> > > About Connection Reaction Measures

A reaction measure evaluates the load generated at a connection in response to external forces. You can use a joint reaction measure, for example, to verify that you are within the load rating for a bearing.
Use the Measure Definition dialog box to define a connection reaction measure. You can set the coordinate system to use as the measure’s frame of reference and you can also specify which body to measure for the exerted reaction force.
However, the default coordinate system of the selected connection may not correspond to the WCS or the LCS of any of the bodies. Select the Select coordinate system checkbox to choose a specific coordinate system.
When you have selected a connection and a component of force or moment to measure, a shaded, colored arrow appears on the selected connection, indicating the direction that is actually used in the calculation. No arrow appears if you select a component that gives the magnitude of the force or moment. Consider carefully whether this direction is actually the one that you want for the force or moment.
You can create reaction measures for these types of connections:
Connection sets—Evaluate the reaction force or the moment exerted by the joint on either of its bodies. The force or moment component that you can measure depends upon the type of connection set. A component along a motion axis may include the reaction as a result of motion axis limit or as a result of friction along that axis.
 To measure the sum of applied forces on a connection, such as motors and springs, use a net load measure.

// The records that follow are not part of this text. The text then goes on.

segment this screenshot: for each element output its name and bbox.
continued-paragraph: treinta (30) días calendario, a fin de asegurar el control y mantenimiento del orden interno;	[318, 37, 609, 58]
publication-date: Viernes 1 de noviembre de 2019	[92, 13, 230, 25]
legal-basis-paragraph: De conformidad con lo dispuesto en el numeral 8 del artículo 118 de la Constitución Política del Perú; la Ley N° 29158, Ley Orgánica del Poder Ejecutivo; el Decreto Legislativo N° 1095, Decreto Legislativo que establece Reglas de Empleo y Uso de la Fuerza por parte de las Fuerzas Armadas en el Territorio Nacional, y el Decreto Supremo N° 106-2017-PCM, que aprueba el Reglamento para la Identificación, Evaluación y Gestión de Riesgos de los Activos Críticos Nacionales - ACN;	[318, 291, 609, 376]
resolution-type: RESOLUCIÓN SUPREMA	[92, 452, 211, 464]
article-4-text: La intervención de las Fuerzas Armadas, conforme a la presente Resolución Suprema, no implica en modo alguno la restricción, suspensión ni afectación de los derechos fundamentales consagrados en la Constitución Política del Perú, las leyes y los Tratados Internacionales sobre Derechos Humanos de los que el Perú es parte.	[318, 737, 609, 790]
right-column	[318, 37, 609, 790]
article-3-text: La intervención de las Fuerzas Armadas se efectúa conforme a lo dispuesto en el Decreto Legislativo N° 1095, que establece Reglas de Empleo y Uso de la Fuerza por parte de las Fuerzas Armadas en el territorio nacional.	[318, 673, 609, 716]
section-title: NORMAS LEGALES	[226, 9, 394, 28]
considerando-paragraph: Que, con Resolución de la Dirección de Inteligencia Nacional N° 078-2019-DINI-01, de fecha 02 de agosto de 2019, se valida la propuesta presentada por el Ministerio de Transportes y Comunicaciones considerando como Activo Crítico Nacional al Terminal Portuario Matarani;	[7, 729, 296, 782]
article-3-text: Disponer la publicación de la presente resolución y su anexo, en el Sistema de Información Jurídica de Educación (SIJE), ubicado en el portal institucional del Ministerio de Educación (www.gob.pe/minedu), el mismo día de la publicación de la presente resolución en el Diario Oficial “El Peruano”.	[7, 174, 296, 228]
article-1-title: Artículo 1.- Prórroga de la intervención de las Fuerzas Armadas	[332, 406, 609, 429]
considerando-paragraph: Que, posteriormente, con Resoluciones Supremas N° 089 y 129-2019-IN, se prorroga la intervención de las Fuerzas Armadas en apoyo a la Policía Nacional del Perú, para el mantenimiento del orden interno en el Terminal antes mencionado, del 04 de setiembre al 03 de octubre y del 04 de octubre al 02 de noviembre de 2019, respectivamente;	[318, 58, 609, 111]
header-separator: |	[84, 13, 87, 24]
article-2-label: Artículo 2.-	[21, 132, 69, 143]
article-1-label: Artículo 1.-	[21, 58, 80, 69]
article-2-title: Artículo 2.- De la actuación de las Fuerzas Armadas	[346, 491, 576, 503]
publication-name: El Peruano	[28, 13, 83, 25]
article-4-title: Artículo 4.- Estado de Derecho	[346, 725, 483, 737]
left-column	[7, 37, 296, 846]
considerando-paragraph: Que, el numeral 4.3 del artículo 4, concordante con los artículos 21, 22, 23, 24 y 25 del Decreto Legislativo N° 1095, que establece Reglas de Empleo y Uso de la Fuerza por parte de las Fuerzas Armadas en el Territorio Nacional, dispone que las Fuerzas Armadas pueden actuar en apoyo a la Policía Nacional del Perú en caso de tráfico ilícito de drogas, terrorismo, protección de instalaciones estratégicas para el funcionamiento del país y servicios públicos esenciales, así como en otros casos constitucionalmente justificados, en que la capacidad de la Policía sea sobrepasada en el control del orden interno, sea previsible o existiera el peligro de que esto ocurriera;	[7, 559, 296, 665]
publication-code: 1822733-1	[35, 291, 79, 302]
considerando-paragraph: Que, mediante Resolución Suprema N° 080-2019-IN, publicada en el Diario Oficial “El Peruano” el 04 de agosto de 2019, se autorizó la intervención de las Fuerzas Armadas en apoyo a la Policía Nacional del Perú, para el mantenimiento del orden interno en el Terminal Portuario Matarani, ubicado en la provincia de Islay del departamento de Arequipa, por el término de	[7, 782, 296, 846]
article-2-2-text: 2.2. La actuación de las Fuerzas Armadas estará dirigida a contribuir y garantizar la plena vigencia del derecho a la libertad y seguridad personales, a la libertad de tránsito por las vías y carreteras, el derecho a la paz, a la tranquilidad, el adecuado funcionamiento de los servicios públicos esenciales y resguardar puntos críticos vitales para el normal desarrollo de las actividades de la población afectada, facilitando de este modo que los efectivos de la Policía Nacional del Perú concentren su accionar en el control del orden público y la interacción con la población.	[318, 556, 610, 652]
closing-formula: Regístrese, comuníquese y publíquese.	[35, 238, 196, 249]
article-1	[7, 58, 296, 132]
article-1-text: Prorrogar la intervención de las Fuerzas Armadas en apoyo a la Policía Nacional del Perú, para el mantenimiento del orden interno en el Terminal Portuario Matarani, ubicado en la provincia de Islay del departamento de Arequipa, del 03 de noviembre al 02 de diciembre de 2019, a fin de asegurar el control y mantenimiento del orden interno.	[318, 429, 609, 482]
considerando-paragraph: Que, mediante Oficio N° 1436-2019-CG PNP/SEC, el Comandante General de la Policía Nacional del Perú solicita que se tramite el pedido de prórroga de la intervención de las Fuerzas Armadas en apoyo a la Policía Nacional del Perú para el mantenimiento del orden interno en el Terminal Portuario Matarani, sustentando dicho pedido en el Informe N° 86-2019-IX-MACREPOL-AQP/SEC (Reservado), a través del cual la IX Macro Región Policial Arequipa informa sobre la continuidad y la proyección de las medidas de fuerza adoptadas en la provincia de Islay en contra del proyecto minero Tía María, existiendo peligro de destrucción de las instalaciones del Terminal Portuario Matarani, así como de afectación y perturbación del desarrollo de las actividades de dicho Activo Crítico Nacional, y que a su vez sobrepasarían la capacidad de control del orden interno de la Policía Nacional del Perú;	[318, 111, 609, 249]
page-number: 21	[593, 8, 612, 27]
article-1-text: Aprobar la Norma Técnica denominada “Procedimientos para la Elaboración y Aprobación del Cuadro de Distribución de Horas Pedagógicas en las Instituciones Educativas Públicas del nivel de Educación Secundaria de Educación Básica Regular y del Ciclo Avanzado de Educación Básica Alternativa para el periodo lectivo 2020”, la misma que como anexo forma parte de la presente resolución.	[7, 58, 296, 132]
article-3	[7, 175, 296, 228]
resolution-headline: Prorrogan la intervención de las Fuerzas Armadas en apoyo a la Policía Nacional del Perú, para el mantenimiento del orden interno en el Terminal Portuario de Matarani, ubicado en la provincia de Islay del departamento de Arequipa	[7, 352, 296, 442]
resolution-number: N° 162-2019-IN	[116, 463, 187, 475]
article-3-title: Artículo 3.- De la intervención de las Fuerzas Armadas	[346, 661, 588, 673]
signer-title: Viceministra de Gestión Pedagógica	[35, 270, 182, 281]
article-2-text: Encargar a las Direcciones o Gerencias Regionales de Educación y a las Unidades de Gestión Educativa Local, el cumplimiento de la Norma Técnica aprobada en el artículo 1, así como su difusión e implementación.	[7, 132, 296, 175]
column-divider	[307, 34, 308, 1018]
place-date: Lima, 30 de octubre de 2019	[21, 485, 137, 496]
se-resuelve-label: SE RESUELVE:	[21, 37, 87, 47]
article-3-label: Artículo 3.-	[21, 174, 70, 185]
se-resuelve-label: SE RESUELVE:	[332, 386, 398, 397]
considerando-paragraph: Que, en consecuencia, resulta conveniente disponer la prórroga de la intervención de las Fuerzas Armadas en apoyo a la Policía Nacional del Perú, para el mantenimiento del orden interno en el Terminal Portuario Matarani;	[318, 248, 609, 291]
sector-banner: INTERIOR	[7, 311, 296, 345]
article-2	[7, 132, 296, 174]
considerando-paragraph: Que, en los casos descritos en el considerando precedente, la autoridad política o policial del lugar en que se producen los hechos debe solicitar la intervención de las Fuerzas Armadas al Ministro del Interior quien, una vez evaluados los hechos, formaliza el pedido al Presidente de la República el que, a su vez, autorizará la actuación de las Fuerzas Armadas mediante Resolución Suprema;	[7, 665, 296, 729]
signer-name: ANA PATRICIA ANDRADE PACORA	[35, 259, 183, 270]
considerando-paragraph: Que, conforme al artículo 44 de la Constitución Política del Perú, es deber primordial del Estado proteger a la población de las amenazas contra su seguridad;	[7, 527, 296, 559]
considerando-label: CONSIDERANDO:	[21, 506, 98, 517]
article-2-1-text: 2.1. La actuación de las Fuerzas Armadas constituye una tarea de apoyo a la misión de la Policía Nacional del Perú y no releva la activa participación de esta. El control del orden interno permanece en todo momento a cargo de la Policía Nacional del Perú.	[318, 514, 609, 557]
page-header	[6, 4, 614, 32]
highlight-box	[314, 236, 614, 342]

Cam-follower connections—Evaluate the force at the contact point between the two cams in a cam-follower connection.
 The reaction measure for a cam-follower connection does not include the calculation of impact forces. You can measure reaction forces on a cam-follower connection with liftoff while the cams are in contact, but reaction force values will be zero if the cams separate. If your cams liftoff and contact several times during an analysis, that is, the cams bounce, use an impact or impulse measure to monitor the contact events.

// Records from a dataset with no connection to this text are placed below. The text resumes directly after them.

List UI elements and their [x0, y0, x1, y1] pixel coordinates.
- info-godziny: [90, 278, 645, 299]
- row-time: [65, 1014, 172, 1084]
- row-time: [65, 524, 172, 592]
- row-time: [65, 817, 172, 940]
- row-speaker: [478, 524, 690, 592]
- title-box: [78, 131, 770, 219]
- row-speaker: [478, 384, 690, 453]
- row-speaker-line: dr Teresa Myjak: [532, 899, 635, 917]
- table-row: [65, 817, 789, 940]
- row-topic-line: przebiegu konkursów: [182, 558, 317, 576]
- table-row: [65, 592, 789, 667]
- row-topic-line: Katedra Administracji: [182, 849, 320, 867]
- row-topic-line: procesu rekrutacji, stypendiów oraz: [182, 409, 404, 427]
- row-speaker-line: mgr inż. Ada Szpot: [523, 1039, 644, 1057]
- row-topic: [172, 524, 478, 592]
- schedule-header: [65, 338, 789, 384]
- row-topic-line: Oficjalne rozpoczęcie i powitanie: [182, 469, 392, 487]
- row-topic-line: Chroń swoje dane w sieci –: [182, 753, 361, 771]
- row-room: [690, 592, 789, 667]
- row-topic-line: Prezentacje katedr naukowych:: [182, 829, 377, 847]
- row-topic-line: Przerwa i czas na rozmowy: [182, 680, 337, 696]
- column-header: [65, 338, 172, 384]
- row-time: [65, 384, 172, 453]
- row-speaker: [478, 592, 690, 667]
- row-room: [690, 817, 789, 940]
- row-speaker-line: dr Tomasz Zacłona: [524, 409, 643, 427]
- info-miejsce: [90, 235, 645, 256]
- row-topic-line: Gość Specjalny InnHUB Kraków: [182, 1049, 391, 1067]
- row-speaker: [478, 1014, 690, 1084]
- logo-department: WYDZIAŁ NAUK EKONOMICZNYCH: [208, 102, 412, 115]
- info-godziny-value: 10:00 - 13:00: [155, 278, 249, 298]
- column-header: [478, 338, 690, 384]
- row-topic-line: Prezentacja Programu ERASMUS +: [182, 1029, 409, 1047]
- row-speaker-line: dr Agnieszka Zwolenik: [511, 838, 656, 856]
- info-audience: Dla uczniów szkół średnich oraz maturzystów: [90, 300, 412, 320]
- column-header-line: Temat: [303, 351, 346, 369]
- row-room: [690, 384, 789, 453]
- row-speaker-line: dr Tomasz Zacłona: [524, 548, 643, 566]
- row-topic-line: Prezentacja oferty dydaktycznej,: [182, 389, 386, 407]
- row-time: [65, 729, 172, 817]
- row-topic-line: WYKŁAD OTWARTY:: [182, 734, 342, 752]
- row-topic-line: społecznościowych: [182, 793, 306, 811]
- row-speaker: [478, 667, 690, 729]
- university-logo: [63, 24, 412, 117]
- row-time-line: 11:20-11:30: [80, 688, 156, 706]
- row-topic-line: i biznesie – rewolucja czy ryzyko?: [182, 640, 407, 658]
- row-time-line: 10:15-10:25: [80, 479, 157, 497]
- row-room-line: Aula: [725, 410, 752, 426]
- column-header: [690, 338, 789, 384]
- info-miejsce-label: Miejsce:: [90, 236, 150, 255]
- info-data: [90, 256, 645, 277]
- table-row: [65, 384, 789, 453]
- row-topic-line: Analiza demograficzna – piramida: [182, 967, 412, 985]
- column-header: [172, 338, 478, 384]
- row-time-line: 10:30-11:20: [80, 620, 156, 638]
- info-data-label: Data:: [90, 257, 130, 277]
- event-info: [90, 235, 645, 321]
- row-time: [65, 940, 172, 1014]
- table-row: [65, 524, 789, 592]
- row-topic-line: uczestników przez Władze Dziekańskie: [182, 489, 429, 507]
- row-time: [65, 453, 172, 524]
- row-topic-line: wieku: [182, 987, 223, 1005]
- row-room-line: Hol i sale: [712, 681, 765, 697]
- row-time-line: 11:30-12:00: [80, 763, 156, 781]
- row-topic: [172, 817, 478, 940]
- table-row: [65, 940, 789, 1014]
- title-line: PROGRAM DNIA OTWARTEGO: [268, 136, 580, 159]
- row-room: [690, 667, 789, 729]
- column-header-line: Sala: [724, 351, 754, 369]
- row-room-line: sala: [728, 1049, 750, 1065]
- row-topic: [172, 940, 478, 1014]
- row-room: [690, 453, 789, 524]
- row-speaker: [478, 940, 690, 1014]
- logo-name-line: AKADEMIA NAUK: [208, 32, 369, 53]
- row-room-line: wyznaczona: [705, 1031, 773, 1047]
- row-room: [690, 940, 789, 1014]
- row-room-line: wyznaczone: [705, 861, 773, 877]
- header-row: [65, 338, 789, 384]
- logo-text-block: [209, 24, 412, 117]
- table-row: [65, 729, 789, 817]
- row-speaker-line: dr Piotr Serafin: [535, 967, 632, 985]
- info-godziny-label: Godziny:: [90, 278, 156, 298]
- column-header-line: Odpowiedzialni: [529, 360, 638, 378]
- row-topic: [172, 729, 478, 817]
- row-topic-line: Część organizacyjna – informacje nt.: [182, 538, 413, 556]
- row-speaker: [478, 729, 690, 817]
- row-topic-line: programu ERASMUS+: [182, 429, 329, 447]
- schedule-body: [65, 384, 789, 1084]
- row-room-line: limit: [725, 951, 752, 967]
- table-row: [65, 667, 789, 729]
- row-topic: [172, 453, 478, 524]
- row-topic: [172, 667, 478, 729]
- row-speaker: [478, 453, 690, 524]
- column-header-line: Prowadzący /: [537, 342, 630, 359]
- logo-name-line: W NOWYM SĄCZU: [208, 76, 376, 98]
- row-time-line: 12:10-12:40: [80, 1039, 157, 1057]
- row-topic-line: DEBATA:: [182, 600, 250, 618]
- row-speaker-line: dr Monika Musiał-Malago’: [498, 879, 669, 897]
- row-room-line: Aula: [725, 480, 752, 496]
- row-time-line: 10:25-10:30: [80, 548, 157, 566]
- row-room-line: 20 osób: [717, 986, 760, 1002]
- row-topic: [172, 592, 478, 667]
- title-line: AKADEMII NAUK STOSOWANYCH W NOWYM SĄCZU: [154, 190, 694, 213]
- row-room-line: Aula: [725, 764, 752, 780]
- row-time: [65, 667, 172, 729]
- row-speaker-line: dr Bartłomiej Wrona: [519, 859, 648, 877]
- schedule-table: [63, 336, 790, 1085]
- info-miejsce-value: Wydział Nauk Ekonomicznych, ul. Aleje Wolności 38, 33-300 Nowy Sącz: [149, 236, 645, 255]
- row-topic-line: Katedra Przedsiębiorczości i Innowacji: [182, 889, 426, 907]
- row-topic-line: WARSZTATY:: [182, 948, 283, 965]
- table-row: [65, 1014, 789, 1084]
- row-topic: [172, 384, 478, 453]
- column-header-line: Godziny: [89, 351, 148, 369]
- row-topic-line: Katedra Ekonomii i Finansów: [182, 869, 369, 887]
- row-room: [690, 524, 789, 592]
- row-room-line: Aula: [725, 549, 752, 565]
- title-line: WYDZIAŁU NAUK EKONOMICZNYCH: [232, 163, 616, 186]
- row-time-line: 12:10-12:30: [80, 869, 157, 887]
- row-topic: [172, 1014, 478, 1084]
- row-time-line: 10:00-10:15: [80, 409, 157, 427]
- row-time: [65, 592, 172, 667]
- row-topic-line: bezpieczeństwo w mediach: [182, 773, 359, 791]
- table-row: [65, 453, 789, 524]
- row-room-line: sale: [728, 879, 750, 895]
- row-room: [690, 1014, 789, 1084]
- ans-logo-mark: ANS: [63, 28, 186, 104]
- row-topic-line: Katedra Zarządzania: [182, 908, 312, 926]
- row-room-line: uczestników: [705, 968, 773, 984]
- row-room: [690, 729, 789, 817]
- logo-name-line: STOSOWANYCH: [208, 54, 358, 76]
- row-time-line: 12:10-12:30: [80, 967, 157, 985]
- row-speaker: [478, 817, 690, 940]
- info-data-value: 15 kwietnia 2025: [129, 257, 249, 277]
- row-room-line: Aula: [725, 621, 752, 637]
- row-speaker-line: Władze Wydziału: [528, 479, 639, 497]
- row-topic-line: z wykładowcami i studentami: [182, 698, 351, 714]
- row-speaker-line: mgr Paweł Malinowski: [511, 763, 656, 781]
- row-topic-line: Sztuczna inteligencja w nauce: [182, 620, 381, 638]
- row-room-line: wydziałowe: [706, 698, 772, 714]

You can measure the following components for cam-follower connections:
Normal force—The reaction force perpendicular to the cam-follower connection at the point of contact. In a given frame of reference, a positive reaction force works to push the two cams in the connection together, and a negative force works to pull them apart.
Tangential force–The reaction force tangential to the cam-follower connection at the point of contact. A tangential force acts to slide the cams past each other.
Slip–Checks whether a cam-follower connection has slipped during a force balance analysis. If a slip has occurred, the measure returns a value of 1. If not, it returns a value of 0.
Slot-follower connections—Evaluate the force exerted by the slot on either of its bodies. More force is exerted when a follower reaches one of the endpoints of the slot or there is friction on the slot axis.
Gear pairs—Evaluate the reaction force or torque exerted on one of the bodies in a gear pair. For a gear with a rotational motion axis, you can measure the torque exerted on that axis. For a gear with a translational motion axis, such as the rack in a rack and pinion gear pair, you can measure the linear force exerted on that axis. You can also use dynamic gears to measure the various forces that affect the pitch point and moments acting at centers of pitch circles.
Belts—Evaluate the torque exerted by the belt on any of its pulley axes. A list of pulleys is available for a selected belt.
3D contacts—Evaluate the force at a contact point of a 3D contact. The components and their meaning are similar to the cam-follower connections. The main difference is that the 3D contact impact occurs over a period of time, while the cam impact is momentary. For this reason, the 3D force calculation contact includes impact.